Student Reviews by Janelle White’s grade 7/8 class on Fourteen and Sentenced to Death


The book Real Justice: Fourteen and Sentenced to Death was positively amazing. When my class was reading it, I had missed hearing some of the book sadly, but from the parts that I heard our teacher read, I could almost feel the emotion behind Steven Truscott’s case. I loved the fact that they chose to put Steven’s case into a book so people could learn more about it. The book was dramatic and made me feel intrigued with the story and gave me the ability to imagine what Steven felt in his situation. Overall it was an amazing book and made me want to read the other books in the series to learn more about it.
Somer C, 13

My grade 7/8 class enjoyed this book because it’s a true story about a boy who got sent to prison for something he didn’t do. I think this book is great for our age level because Steven was in grade 8 and I am in grade 8. I think the author did an amazing job writing this book because they told the story of a boy’s hard life from start to finish. I can’t wait to read the other “Real Justice” books.

Jesse B, 14


In my grade 8 class, we read Real Justice: Fourteen and Sentenced to Death.
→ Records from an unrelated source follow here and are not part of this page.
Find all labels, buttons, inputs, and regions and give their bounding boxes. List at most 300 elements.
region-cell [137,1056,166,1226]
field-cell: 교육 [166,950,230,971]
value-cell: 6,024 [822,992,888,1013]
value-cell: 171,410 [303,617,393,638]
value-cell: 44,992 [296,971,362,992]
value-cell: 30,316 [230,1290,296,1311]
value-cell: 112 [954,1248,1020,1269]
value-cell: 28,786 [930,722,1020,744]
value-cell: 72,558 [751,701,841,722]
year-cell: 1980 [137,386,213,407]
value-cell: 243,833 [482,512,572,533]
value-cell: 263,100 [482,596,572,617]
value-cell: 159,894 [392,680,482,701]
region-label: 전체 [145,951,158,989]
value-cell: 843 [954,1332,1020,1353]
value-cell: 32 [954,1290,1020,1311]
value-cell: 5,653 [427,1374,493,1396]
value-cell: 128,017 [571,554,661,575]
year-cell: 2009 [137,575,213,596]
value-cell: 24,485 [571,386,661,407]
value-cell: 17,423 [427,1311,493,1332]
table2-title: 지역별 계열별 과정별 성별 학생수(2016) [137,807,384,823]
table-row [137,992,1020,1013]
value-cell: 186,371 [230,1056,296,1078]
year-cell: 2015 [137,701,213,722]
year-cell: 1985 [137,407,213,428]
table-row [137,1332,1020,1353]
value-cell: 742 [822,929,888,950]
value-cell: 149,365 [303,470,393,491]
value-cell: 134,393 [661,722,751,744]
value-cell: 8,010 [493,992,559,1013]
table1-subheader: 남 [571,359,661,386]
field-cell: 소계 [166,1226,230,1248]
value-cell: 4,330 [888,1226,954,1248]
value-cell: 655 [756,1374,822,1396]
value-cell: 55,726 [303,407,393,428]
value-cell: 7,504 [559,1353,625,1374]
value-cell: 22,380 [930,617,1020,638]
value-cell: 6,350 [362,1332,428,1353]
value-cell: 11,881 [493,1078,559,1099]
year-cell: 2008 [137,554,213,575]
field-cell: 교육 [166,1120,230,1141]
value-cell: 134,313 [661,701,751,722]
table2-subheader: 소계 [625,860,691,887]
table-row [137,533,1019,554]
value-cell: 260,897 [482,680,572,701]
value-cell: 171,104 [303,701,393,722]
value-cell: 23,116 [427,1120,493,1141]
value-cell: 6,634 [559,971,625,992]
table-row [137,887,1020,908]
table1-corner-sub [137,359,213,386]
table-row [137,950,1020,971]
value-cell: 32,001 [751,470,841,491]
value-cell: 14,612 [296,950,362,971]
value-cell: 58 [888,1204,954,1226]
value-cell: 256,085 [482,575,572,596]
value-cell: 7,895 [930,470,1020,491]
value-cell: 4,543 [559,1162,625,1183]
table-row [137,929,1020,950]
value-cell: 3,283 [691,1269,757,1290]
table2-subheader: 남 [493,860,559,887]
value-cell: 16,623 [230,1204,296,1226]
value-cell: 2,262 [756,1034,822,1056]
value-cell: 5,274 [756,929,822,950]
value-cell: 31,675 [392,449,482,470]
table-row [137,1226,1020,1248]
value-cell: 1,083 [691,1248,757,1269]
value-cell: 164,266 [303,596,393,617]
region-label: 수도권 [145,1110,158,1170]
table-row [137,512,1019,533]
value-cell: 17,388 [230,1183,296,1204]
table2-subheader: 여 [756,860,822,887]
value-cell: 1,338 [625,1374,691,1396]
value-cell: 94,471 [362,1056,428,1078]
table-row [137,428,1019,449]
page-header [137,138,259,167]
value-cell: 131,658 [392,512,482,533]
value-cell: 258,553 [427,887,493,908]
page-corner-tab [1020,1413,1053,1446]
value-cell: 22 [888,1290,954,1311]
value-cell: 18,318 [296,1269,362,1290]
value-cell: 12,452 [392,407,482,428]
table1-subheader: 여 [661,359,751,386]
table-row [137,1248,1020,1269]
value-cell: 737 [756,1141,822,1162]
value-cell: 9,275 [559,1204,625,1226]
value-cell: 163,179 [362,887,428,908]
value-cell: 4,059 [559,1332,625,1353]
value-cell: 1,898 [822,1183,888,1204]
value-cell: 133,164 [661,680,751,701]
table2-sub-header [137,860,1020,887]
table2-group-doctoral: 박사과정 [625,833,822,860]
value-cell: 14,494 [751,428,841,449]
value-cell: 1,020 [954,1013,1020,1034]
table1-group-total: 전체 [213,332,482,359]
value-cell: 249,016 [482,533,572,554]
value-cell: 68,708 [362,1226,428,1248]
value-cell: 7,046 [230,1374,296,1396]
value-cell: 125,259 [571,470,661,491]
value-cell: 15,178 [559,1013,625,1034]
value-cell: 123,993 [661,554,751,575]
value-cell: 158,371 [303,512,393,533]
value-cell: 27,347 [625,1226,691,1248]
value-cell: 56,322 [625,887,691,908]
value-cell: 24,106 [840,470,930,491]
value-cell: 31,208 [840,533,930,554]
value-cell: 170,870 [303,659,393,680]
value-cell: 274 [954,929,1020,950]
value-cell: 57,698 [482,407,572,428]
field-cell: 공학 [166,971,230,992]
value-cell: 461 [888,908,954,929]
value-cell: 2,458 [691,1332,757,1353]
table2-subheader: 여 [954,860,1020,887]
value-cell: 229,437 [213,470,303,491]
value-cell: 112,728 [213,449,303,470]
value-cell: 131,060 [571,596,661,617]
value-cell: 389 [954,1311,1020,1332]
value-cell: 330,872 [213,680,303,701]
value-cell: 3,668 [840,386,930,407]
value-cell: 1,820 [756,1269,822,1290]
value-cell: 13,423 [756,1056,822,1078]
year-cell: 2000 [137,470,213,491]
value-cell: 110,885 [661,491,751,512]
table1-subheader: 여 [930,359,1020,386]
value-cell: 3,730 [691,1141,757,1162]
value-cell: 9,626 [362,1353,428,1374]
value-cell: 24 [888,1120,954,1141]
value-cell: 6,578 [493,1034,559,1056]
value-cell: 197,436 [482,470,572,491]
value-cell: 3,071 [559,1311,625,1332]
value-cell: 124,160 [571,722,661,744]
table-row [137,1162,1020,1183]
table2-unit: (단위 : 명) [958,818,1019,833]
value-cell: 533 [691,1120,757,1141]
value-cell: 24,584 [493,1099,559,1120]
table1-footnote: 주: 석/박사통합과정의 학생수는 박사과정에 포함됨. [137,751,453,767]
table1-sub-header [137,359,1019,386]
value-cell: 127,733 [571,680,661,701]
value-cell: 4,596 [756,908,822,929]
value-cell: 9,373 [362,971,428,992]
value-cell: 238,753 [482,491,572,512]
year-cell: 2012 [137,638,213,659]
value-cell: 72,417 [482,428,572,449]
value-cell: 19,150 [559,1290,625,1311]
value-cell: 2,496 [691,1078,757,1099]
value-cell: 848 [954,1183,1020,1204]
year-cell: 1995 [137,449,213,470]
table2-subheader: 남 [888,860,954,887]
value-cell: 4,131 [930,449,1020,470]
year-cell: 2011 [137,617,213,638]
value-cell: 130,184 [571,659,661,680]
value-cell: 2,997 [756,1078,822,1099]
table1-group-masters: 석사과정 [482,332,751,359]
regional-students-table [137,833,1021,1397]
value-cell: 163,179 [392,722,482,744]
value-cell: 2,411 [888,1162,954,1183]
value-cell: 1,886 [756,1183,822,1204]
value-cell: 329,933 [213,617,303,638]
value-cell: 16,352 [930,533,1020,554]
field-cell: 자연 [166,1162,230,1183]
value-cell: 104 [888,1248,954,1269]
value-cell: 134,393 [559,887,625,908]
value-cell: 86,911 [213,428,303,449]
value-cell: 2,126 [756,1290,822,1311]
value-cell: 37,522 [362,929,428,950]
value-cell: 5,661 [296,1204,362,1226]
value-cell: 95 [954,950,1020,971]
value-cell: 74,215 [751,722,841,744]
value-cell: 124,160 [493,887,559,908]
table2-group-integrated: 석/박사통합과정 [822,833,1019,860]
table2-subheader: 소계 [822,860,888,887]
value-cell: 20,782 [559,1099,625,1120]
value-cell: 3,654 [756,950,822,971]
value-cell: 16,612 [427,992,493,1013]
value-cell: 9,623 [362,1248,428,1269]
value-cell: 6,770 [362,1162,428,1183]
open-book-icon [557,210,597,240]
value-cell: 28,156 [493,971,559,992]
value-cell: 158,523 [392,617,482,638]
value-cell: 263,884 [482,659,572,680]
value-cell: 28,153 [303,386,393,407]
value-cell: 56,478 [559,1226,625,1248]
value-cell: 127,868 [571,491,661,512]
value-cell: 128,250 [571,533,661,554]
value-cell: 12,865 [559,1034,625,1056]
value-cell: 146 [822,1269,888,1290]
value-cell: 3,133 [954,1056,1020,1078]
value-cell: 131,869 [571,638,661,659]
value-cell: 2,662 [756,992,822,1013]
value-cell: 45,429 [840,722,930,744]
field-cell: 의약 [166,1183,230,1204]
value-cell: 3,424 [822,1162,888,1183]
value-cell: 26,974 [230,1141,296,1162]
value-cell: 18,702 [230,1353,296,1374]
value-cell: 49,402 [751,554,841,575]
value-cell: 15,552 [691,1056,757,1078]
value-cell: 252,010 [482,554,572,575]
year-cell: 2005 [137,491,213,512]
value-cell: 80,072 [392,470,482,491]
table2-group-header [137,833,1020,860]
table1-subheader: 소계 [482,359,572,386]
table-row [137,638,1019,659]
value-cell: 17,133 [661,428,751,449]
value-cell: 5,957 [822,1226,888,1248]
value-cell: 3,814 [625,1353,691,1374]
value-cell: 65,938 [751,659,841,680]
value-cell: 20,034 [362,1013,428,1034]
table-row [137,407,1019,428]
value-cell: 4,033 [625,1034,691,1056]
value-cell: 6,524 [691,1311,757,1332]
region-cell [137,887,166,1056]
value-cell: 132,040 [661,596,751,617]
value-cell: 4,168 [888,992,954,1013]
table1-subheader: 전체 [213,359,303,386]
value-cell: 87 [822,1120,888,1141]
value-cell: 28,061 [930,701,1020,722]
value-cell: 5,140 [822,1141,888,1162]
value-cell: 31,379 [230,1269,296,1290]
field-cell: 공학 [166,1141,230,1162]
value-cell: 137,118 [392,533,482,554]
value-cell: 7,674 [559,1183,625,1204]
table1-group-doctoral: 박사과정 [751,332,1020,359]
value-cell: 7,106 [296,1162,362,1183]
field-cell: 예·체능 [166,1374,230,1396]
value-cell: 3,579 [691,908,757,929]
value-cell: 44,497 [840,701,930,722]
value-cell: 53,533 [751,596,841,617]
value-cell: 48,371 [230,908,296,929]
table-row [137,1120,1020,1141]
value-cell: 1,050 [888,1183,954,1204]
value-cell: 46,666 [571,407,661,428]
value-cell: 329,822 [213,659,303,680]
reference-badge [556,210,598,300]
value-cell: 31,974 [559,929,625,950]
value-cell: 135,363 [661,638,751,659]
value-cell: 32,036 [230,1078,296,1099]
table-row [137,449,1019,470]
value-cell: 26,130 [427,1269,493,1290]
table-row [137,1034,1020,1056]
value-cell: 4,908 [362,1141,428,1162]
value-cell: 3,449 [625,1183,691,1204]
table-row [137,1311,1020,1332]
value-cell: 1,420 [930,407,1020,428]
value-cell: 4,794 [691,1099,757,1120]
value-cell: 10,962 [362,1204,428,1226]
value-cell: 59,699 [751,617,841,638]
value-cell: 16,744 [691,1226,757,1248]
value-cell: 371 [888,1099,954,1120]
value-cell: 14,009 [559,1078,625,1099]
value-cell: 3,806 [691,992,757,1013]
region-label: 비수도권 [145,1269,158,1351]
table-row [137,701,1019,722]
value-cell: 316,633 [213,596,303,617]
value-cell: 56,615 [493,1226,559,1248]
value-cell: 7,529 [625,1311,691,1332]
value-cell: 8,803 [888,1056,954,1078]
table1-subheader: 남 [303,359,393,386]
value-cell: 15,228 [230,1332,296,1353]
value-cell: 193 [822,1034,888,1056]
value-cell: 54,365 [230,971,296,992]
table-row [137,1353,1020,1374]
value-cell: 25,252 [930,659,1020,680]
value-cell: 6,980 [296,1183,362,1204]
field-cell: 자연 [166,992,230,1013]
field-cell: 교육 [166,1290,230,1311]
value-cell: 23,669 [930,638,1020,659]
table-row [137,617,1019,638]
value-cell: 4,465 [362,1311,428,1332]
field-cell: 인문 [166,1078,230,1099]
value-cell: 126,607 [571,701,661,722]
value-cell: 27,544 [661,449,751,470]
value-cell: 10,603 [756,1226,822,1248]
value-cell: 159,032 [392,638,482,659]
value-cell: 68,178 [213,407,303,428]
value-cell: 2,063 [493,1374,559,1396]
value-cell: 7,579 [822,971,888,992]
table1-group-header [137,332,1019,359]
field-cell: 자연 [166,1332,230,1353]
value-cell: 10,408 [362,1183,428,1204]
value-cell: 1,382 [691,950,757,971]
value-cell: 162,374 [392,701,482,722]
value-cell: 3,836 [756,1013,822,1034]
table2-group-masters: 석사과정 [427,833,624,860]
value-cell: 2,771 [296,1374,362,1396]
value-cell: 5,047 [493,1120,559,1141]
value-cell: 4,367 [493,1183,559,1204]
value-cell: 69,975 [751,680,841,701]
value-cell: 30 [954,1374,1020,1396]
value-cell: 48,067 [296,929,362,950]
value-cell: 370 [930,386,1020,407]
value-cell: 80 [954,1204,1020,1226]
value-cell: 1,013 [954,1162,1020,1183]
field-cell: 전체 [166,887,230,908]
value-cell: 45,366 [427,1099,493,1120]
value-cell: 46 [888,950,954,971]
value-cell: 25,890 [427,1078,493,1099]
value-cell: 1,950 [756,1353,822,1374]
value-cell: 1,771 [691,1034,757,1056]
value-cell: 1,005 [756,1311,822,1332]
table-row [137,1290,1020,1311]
I think it was a really good book because I can imagine myself in his place – getting accused for something that I didn’t do. I like how it was a true story and it happened to someone my age and in my grade. I felt a lot of emotions reading this book, like sadness because he was sentenced to death at a young age and happiness because in the end they found out he didn’t kill Lynne Harper. I would recommend this book to other students in my grade because it’s appropriate for my age group and it’s easy to understand. This book inspired me to want to read more about Steven Truscott and the other “Real Justice” books. It also made me realize that I should be happy to be here in class getting my education, as opposed to being in jail and not able to live my life like a normal teenager.
Breanna C, 13

In my class, my teacher read us the book Real Justice: Fourteen and Sentenced to Death. It was a very good book and at some parts of the book, it even left me on the edge of my seat! What I really enjoyed was that at times you thought you could predict what was going to happen but then something else happened instead of what I thought. I was very impressed with this book. I plan on reading the rest of the series and would recommended it to other students and teachers too.